The corporation, by the 1940s, was part of the Golden Age of radio drama and began to have a distinct effect on culture. The boom in radio drama production also created a boom for actors, directors and particularly dramatists.

The CBC began to create its own stars: Esse Ljungh, Andrew Allan, Lister Sinclair, Lorne Greene and Len Peterson are some of the many crossover artists.

By 1948, 97% of the CBC's massive output of radio drama was by Canadian writers. The regions were represented by their local studios, plays, their writers and their actors.

With the creation of CBFT television in Montreal (which began broadcasting September 6, 1952) the corporation began to shift priorities as did audience loyalty. At the beginning of television, the CBC still employed a vast array of Canadian theatre artists (thanks, largely, to its first chief producer, Mavor Moore), but it was in radio that the commitment was ongoing.

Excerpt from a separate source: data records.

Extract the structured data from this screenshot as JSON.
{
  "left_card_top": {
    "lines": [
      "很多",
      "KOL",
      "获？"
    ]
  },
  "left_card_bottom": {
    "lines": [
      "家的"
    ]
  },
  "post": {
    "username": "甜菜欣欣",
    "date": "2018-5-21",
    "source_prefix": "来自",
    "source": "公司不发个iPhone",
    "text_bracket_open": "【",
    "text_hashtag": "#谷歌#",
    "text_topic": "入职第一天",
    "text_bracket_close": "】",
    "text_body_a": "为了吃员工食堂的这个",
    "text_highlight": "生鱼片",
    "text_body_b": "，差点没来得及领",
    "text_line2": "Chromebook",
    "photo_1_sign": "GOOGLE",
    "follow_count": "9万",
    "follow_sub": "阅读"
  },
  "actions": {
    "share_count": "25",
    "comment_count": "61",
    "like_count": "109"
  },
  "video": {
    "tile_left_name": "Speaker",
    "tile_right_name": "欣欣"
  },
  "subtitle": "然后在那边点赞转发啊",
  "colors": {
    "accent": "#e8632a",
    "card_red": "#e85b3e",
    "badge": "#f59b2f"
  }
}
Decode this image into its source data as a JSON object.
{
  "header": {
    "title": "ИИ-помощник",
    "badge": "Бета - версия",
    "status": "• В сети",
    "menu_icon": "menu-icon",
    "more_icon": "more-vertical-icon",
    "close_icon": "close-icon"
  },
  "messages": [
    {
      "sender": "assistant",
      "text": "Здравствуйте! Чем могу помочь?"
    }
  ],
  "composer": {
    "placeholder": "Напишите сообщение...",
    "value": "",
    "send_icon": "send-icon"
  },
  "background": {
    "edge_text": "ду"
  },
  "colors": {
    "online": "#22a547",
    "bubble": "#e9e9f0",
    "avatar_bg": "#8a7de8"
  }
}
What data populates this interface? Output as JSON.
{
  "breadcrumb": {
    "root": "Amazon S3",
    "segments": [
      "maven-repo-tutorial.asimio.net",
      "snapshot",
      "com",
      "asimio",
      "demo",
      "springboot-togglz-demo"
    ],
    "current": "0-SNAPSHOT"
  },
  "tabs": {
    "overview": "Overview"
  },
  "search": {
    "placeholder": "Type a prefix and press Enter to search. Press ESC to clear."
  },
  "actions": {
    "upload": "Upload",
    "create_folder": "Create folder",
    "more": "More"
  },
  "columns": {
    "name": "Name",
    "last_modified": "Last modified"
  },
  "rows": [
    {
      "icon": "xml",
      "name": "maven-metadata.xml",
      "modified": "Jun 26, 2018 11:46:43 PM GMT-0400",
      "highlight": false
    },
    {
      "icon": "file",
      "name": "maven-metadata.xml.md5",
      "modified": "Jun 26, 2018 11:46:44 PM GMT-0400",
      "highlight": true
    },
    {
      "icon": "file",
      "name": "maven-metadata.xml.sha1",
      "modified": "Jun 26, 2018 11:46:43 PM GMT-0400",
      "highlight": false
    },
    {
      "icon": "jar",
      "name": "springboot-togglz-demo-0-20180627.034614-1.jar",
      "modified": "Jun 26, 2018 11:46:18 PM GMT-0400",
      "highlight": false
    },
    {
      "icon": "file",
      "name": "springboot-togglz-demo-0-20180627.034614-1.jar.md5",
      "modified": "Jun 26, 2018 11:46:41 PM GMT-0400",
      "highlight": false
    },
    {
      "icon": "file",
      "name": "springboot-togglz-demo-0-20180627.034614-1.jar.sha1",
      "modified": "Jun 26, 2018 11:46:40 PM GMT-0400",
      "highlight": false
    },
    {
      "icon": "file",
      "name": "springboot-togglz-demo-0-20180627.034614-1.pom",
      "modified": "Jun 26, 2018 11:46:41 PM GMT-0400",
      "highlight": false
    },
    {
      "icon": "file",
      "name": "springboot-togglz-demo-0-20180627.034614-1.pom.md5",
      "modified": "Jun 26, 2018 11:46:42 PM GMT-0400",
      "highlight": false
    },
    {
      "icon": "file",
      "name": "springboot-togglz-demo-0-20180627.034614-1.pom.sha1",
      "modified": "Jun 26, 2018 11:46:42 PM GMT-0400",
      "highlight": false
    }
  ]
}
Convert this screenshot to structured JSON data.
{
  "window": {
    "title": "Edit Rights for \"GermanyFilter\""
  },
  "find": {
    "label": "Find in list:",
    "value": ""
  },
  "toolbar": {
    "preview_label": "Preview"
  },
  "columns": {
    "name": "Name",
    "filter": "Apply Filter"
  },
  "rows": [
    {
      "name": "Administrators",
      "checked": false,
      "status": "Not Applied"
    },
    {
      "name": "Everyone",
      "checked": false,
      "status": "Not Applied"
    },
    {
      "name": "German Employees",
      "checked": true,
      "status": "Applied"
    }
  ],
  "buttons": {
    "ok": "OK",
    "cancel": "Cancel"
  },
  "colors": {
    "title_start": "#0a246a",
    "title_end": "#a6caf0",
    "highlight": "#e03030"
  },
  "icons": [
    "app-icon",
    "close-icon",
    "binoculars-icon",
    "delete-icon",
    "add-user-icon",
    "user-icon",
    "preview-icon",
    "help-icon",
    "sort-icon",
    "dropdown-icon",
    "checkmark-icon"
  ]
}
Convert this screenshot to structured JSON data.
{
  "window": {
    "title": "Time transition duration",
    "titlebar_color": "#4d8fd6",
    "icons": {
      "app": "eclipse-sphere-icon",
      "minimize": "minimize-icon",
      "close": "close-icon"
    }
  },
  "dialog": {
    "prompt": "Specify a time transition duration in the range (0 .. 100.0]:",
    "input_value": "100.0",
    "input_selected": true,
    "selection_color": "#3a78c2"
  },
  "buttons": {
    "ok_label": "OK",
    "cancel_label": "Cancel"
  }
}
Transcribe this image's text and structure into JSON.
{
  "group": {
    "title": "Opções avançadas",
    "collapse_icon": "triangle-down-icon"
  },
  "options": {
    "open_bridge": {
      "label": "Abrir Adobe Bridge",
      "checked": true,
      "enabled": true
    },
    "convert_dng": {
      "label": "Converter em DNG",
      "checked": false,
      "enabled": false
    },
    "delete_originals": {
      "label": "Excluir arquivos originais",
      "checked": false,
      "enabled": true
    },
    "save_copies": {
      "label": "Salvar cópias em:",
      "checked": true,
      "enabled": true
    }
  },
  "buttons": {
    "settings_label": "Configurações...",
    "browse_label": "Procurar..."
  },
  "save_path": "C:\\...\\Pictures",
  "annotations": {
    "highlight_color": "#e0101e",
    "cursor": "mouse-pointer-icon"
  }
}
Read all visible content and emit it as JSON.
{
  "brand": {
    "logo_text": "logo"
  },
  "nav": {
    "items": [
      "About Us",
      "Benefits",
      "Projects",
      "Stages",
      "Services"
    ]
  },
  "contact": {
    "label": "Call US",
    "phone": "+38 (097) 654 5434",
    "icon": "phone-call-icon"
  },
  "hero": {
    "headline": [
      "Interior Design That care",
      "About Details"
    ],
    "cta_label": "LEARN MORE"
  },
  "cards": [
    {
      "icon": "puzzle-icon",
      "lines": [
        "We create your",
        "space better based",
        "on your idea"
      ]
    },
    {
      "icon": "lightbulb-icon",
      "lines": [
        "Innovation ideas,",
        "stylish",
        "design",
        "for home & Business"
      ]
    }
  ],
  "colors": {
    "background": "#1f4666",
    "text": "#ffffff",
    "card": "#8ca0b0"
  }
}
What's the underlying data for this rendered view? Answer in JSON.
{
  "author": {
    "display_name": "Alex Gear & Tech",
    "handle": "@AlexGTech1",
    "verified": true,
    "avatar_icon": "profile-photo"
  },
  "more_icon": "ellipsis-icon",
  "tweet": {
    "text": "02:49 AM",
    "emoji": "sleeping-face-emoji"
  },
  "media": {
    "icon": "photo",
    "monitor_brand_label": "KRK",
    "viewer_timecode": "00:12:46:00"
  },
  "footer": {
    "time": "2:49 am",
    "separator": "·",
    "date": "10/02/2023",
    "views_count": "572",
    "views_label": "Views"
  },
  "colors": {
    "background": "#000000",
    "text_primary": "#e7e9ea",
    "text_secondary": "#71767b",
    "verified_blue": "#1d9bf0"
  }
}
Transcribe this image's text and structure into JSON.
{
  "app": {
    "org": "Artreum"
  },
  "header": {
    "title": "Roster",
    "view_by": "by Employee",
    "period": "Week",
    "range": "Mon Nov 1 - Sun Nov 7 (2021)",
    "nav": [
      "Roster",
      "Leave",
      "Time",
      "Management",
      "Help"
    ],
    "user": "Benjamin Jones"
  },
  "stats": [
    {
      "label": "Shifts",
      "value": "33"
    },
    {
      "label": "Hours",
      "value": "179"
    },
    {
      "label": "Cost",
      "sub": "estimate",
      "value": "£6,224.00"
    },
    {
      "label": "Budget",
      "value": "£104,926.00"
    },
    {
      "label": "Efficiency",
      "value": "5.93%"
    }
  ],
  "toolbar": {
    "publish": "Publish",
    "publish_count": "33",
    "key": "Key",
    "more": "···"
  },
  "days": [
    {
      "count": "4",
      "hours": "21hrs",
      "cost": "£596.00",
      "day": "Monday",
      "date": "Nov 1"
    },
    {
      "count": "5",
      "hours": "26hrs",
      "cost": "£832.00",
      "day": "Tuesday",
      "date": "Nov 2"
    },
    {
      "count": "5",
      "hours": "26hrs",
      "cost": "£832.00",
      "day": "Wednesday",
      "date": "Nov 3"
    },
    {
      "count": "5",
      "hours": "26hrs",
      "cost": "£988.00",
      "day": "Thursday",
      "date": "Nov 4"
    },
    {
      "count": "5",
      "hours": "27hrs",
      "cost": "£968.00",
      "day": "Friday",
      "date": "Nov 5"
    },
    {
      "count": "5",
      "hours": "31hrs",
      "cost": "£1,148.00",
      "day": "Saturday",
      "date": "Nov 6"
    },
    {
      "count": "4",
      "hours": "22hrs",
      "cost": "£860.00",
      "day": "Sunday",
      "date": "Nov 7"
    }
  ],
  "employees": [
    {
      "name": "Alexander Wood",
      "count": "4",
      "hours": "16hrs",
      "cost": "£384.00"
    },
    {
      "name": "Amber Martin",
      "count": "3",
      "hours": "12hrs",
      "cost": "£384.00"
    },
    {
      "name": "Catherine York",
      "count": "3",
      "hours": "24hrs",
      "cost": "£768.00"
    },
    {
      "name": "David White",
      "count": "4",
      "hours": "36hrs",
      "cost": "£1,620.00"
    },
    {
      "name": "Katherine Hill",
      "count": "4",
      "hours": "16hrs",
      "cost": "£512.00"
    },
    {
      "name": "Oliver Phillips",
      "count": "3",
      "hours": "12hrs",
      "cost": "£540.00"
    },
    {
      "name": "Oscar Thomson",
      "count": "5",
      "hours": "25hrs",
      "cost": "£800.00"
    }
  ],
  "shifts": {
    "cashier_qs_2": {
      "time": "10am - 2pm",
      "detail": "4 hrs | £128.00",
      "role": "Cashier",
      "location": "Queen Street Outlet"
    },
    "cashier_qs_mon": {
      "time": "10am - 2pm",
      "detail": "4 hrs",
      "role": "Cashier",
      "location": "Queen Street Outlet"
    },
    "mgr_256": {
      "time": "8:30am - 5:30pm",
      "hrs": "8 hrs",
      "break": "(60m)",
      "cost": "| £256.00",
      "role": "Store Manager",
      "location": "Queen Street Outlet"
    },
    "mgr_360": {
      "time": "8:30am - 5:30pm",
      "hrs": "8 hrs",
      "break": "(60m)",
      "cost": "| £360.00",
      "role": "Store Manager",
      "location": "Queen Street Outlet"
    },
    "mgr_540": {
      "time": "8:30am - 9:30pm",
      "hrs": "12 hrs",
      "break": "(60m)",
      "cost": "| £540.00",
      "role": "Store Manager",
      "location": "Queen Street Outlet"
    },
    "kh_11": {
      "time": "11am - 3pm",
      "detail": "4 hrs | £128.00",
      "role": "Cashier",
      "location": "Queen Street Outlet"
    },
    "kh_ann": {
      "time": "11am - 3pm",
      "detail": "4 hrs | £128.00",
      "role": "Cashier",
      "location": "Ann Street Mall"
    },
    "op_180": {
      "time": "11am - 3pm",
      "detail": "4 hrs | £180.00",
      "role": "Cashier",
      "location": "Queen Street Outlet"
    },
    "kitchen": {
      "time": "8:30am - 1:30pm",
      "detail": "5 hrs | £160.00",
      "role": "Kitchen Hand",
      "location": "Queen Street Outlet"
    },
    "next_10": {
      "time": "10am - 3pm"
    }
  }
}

CBC television, by the 70s, would be seen as the domain of a very small Toronto-based élite (and of public affairs programming especially) and theatre artists (particularly writers and actors) who wished to supplement the meagre incomes that were being offered on stage, were still turning to radio.

However, cutbacks in the 80s, under the Brian Mulroney government, further centralized radio production to Toronto, with some drama production teams disbanded in the regions. However, in 2006, CBC Executive Producer James Roy commissioned a four-part series on Canada's involvement in the war in Afghanistan, entitled Afghanada, producing over 100 episodes until the end of 2011.

In 2018, the CBC moved into "digital theatre" with podcasts of Canadian plays. The first was "The Shadows" by Kaitlin Prest, followed by "PlayMe," audio adaptations of plays by talented writers from across Canada, including Kevin Loring. In 2024, "PlayMe" featured five plays: Uncle Vanya by Anton Chekov (adapted by Lisa Repo-Martell), Da Kink In My Hair by Trey Anthony, First Metis Man of Odesa by Matthew MacKenzie and Mariya Khomutova, PRODIGAL by Paolo Santalucia, and Guilt: A Love Story by Diane Flacks.

CBC's future in both television and radio is the subject of endless debate, both in parliament and the media. Its role as the voice of the nation is questioned, as competition increases.

Readings: Mary Jane Miller. Rewind and Search: Conversations with makers and decision makers at the CBC. Toronto, Montreal: McGill Queens Press, 1996.